Les questions et les réponses s’enchainent à un rythme effréné. Extraits : « Vous dites refuser la polémique sur le bien-fondé de la décision gouvernementale mais prenez parti pour les opposants à la base. Comment le justifiez-vous ? » « Les nuisances relevées constituent des faits objectifs avec lesquels la population locale doit composer depuis longtemps. AgroLead estime qu’il est de son devoir de rassurer les habitants en démontrant que la réalisation de son projet se traduirait par une amélioration de la qualité de vie. » « Le départ des militaires pénalisera beaucoup de commerces qui les avaient comme clients. Votre projet prend-il en compte cette dimension ? » « Le projet d’AgroLead prévoit déjà d’embaucher sur un millier de postes dont beaucoup pourront être pourvus par de la main d’œuvre locale. En outre, au final, le volume total de personnel sera supérieur à celui travaillant sur la base à ce jour. » « Quelles sont les activités prévues sur le futur site ? » « Le projet prévoit de consacrer entièrement le site à une production biologique : yaourts et fromages au lait de brebis, huile d’olive et tapenade pour l’essentiel. L’approvisionnement sera local, en circuit court, ce qui redynamisera l’économie régionale. » « Dans quel délai pensez pouvoir ouvrir le site et démarrer la production ? » « Etant donné que les installations militaires correspondent à nos besoins les travaux se limiteront à leur réaménagement intérieur. Par conséquent l’ouverture devrait intervenir rapidement, dans les six mois au plus tard. » « Que ferez-vous si, du fait de la pression des nationalistes, le gouvernement décidait de reporter la fermeture de la base après les prochaines élections générales ? » « Il est évident que dans le secteur ultra concurrentiel où se situe l’activité d’AgroLead, un tel report serait très préjudiciable à la compétitivité de l’entreprise. Dans cette hypothèse, nous n’aurions d’autre choix que d’aller nous implanter à l’étranger. » « N’êtes-vous en train d’exercer une pression sur le gouvernement en pratiquant du chantage à l’emploi ? » « AgroLead est partie prenante d’une guerre économique qui se déroule dans le cadre de la mondialisation. Ses options sont donc limitées et conditionnées par cet environnement. Il appartient maintenant au gouvernement de décider où se trouve l’intérêt national. »

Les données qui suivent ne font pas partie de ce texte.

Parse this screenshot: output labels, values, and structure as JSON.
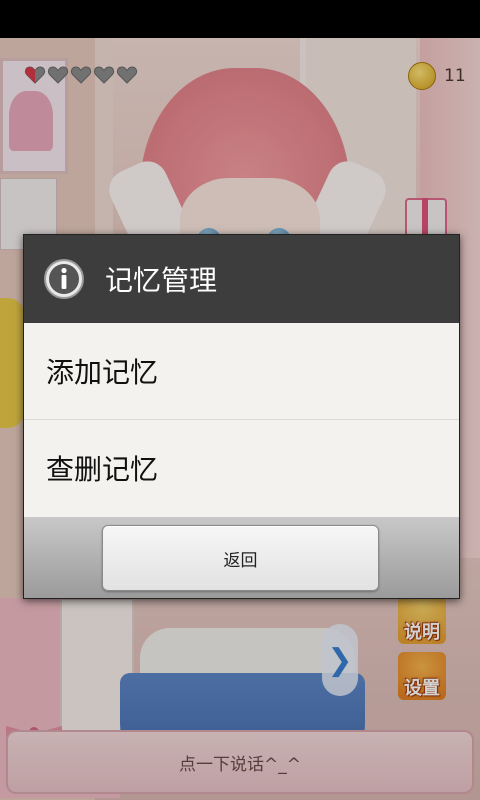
{
  "hud": {
    "hearts": {
      "filled": 0.5,
      "total": 5
    },
    "coins": "11"
  },
  "side_buttons": {
    "help_label": "说明",
    "settings_label": "设置"
  },
  "talk_bar": {
    "label": "点一下说话^_^"
  },
  "dialog": {
    "title": "记忆管理",
    "items": [
      {
        "label": "添加记忆"
      },
      {
        "label": "查删记忆"
      }
    ],
    "back_label": "返回"
  },
  "colors": {
    "dialog_header": "#3d3d3d",
    "dialog_body": "#f3f2ee",
    "heart_red": "#d8394a",
    "heart_gray": "#8a8a8a"
  },
  "icons": {
    "dialog_icon": "info-icon",
    "next": "chevron-right-icon"
  }
}
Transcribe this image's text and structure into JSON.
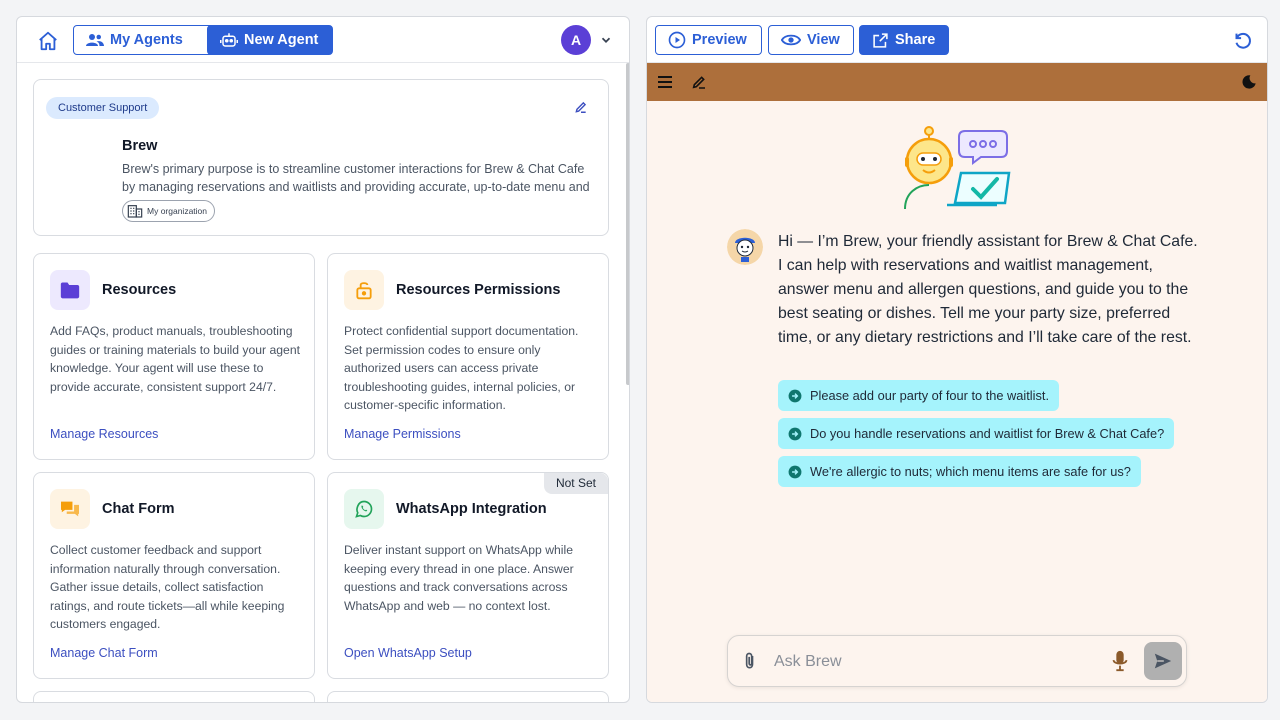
{
  "left": {
    "toolbar": {
      "my_agents": "My Agents",
      "new_agent": "New Agent",
      "avatar_letter": "A"
    },
    "agent": {
      "tag": "Customer Support",
      "name": "Brew",
      "description": "Brew's primary purpose is to streamline customer interactions for Brew & Chat Cafe by managing reservations and waitlists and providing accurate, up-to-date menu and allergen information.",
      "visibility": "My organization"
    },
    "cards": [
      {
        "title": "Resources",
        "description": "Add FAQs, product manuals, troubleshooting guides or training materials to build your agent knowledge. Your agent will use these to provide accurate, consistent support 24/7.",
        "link": "Manage Resources"
      },
      {
        "title": "Resources Permissions",
        "description": "Protect confidential support documentation. Set permission codes to ensure only authorized users can access private troubleshooting guides, internal policies, or customer-specific information.",
        "link": "Manage Permissions"
      },
      {
        "title": "Chat Form",
        "description": "Collect customer feedback and support information naturally through conversation. Gather issue details, collect satisfaction ratings, and route tickets—all while keeping customers engaged.",
        "link": "Manage Chat Form"
      },
      {
        "title": "WhatsApp Integration",
        "badge": "Not Set",
        "description": "Deliver instant support on WhatsApp while keeping every thread in one place. Answer questions and track conversations across WhatsApp and web — no context lost.",
        "link": "Open WhatsApp Setup"
      }
    ]
  },
  "right": {
    "toolbar": {
      "preview": "Preview",
      "view": "View",
      "share": "Share"
    },
    "chat": {
      "greeting": "Hi — I’m Brew, your friendly assistant for Brew & Chat Cafe. I can help with reservations and waitlist management, answer menu and allergen questions, and guide you to the best seating or dishes. Tell me your party size, preferred time, or any dietary restrictions and I’ll take care of the rest.",
      "suggestions": [
        "Please add our party of four to the waitlist.",
        "Do you handle reservations and waitlist for Brew & Chat Cafe?",
        "We're allergic to nuts; which menu items are safe for us?"
      ],
      "input_placeholder": "Ask Brew"
    }
  },
  "colors": {
    "primary": "#2c5fd6",
    "chat_header": "#ad6f3b",
    "chat_bg": "#fdf4ee",
    "chip": "#a5f3fc"
  }
}
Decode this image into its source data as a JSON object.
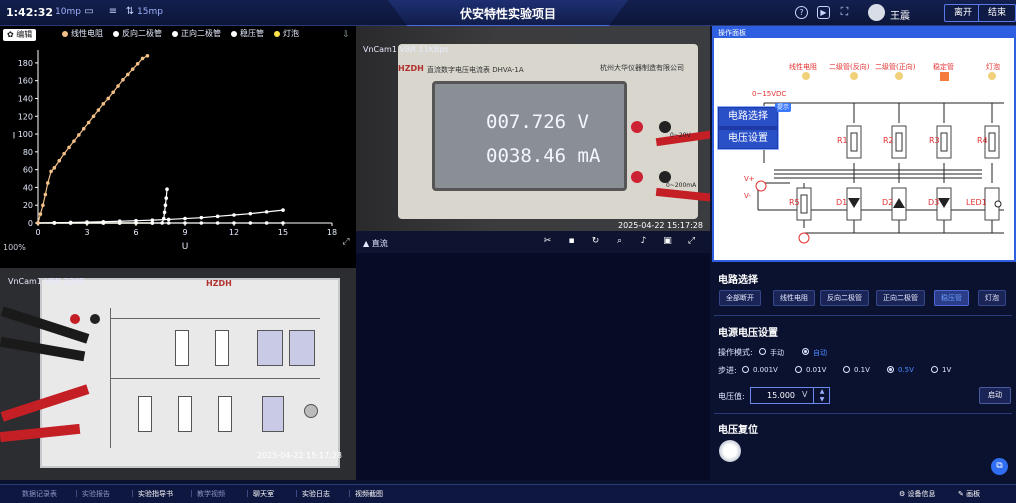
{
  "topbar": {
    "time": "1:42:32",
    "fps": "10mp",
    "net": "15mp",
    "title": "伏安特性实验项目",
    "user": "王震",
    "btn_leave": "离开",
    "btn_end": "结束"
  },
  "chart_panel": {
    "tag": "编辑",
    "zoom": "100%"
  },
  "chart_data": {
    "type": "line",
    "title": "",
    "xlabel": "U",
    "ylabel": "I",
    "xlim": [
      0,
      18
    ],
    "ylim": [
      0,
      190
    ],
    "x_ticks": [
      0,
      3,
      6,
      9,
      12,
      15,
      18
    ],
    "y_ticks": [
      0,
      20,
      40,
      60,
      80,
      100,
      120,
      140,
      160,
      180
    ],
    "grid": false,
    "legend_position": "top",
    "series": [
      {
        "name": "线性电阻",
        "color": "#f2c088",
        "x": [
          0,
          0.15,
          0.3,
          0.45,
          0.6,
          0.8,
          1.0,
          1.3,
          1.6,
          1.9,
          2.2,
          2.5,
          2.8,
          3.1,
          3.4,
          3.7,
          4.0,
          4.3,
          4.6,
          4.9,
          5.2,
          5.5,
          5.8,
          6.1,
          6.4,
          6.7
        ],
        "y": [
          0,
          10,
          20,
          32,
          45,
          58,
          62,
          70,
          78,
          85,
          92,
          99,
          106,
          113,
          120,
          127,
          134,
          140,
          147,
          154,
          161,
          167,
          173,
          179,
          185,
          188
        ]
      },
      {
        "name": "反向二极管",
        "color": "#ffffff",
        "x": [
          0,
          1,
          2,
          3,
          4,
          5,
          6,
          7,
          8,
          9,
          10,
          11,
          12,
          13,
          14,
          15
        ],
        "y": [
          0,
          0,
          0,
          0,
          0,
          0,
          0,
          0,
          0,
          0,
          0,
          0,
          0,
          0,
          0,
          0
        ]
      },
      {
        "name": "正向二极管",
        "color": "#ffffff",
        "x": [
          0,
          1,
          2,
          3,
          4,
          5,
          6,
          7,
          8,
          9,
          10,
          11,
          12,
          13,
          14,
          15
        ],
        "y": [
          0,
          0.3,
          0.6,
          1,
          1.4,
          2,
          2.6,
          3.2,
          4,
          5,
          6,
          7.5,
          9,
          10.5,
          12.5,
          14.5
        ]
      },
      {
        "name": "稳压管",
        "color": "#ffffff",
        "x": [
          0,
          1,
          2,
          3,
          4,
          5,
          6,
          7,
          7.6,
          7.7,
          7.75,
          7.8,
          7.85,
          7.9
        ],
        "y": [
          0,
          0,
          0,
          0,
          0,
          0,
          0,
          0,
          0,
          5,
          12,
          20,
          28,
          38
        ]
      },
      {
        "name": "灯泡",
        "color": "#ffe24a",
        "x": [
          0,
          1,
          2,
          3,
          4,
          5,
          6,
          7
        ],
        "y": [
          0,
          0,
          0,
          0,
          0,
          0,
          0,
          0
        ]
      }
    ]
  },
  "cam1": {
    "label": "VnCam1  VBR  11KBps",
    "brand": "HZDH",
    "model": "直流数字电压电流表 DHVA-1A",
    "maker": "杭州大华仪器制造有限公司",
    "voltage": "007.726 V",
    "current": "0038.46 mA",
    "jack1": "0~20V",
    "jack2": "0~200mA",
    "stamp": "2025-04-22   15:17:28",
    "corner": "▲ 直流"
  },
  "cam2": {
    "label": "VnCam1  VBR  22KB",
    "brand": "HZDH",
    "stamp": "2025-04-22   15:17:28"
  },
  "circuit": {
    "head": "操作面板",
    "labels": [
      "线性电阻",
      "二级管(反向)",
      "二级管(正向)",
      "稳定管",
      "灯泡"
    ],
    "source": "0~15VDC",
    "upper": [
      "R1",
      "R2",
      "R3",
      "R4"
    ],
    "lower": [
      "R5",
      "D1",
      "D2",
      "D3",
      "LED1"
    ],
    "vplus": "V+",
    "vminus": "V-",
    "menu_badge": "提示",
    "menu": [
      "电路选择",
      "电压设置"
    ]
  },
  "controls": {
    "circuit_title": "电路选择",
    "circuit_buttons": [
      "全部断开",
      "线性电阻",
      "反向二极管",
      "正向二极管",
      "稳压管",
      "灯泡"
    ],
    "active_button": 4,
    "voltage_title": "电源电压设置",
    "mode_label": "操作模式:",
    "modes": [
      "手动",
      "自动"
    ],
    "step_label": "步进:",
    "steps": [
      "0.001V",
      "0.01V",
      "0.1V",
      "0.5V",
      "1V"
    ],
    "voltage_label": "电压值:",
    "voltage_value": "15.000",
    "voltage_unit": "V",
    "start": "启动",
    "reset_title": "电压复位"
  },
  "bottombar": {
    "items": [
      "数据记录表",
      "实验报告",
      "实验指导书",
      "教学视频",
      "聊天室",
      "实验日志",
      "视频截图"
    ],
    "bright": [
      false,
      false,
      true,
      false,
      true,
      true,
      true
    ],
    "right1": "设备信息",
    "right2": "画板"
  }
}
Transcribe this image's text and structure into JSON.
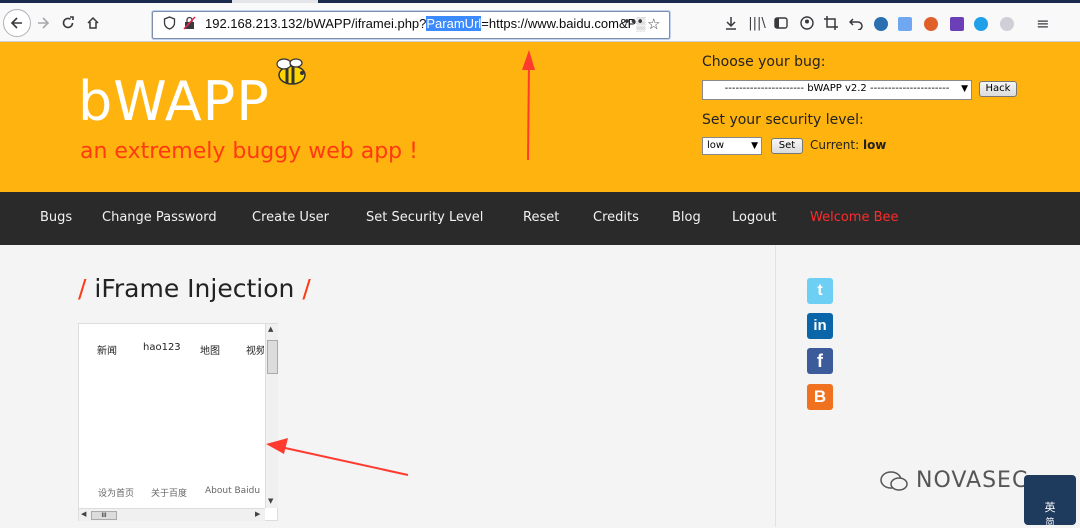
{
  "browser": {
    "url_prefix": "192.168.213.132/bWAPP/iframei.php?",
    "url_selected": "ParamUrl",
    "url_suffix": "=https://www.baidu.com&P",
    "more_label": "•••"
  },
  "header": {
    "logo": "bWAPP",
    "tagline": "an extremely buggy web app !",
    "choose_bug_label": "Choose your bug:",
    "bug_selected": "---------------------- bWAPP v2.2 ----------------------",
    "hack_button": "Hack",
    "security_label": "Set your security level:",
    "security_selected": "low",
    "set_button": "Set",
    "current_label": "Current:",
    "current_value": "low"
  },
  "nav": {
    "items": [
      "Bugs",
      "Change Password",
      "Create User",
      "Set Security Level",
      "Reset",
      "Credits",
      "Blog",
      "Logout"
    ],
    "welcome": "Welcome Bee"
  },
  "content": {
    "title": "iFrame Injection",
    "slash": "/"
  },
  "iframe": {
    "links": [
      "新闻",
      "hao123",
      "地图",
      "视频"
    ],
    "footer": [
      "设为首页",
      "关于百度",
      "About Baidu"
    ],
    "hthumb": "III"
  },
  "social": [
    "twitter-icon",
    "linkedin-icon",
    "facebook-icon",
    "blogger-icon"
  ],
  "watermark": "NOVASEC",
  "ime": {
    "top": "英",
    "bottom": "简"
  },
  "colors": {
    "header": "#ffb30f",
    "accent": "#ff3a12",
    "nav": "#2a2a2a",
    "selection": "#3b8aff"
  }
}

Récapitulons : avec son projet d’implantation AgroLead créera des emplois LOCAUX. Rapidement. Son activité profitera à l’économie LOCALE. Sa production respectera l’environnement LOCAL. Après l’envoi de ces missiles, je sais avec certitude que les « oiseaux de malheur » ont perdu des plumes et qu’ils mordront bientôt la poussière. Il suffit de voir le succès médiatique de mon intervention pour anticiper ce qui va suivre. L’honnêteté m’oblige à reconnaître que c’est la Raison qui l’a emportée. Mes talents d’orateur, mon habileté rhétorique, n’ont servi qu’à mettre en valeur l’évidence : le remplacement de la base aérienne par l’installation de notre site constitue une plus-value indiscutable et recueille sans surprise une adhésion majoritaire dans la population.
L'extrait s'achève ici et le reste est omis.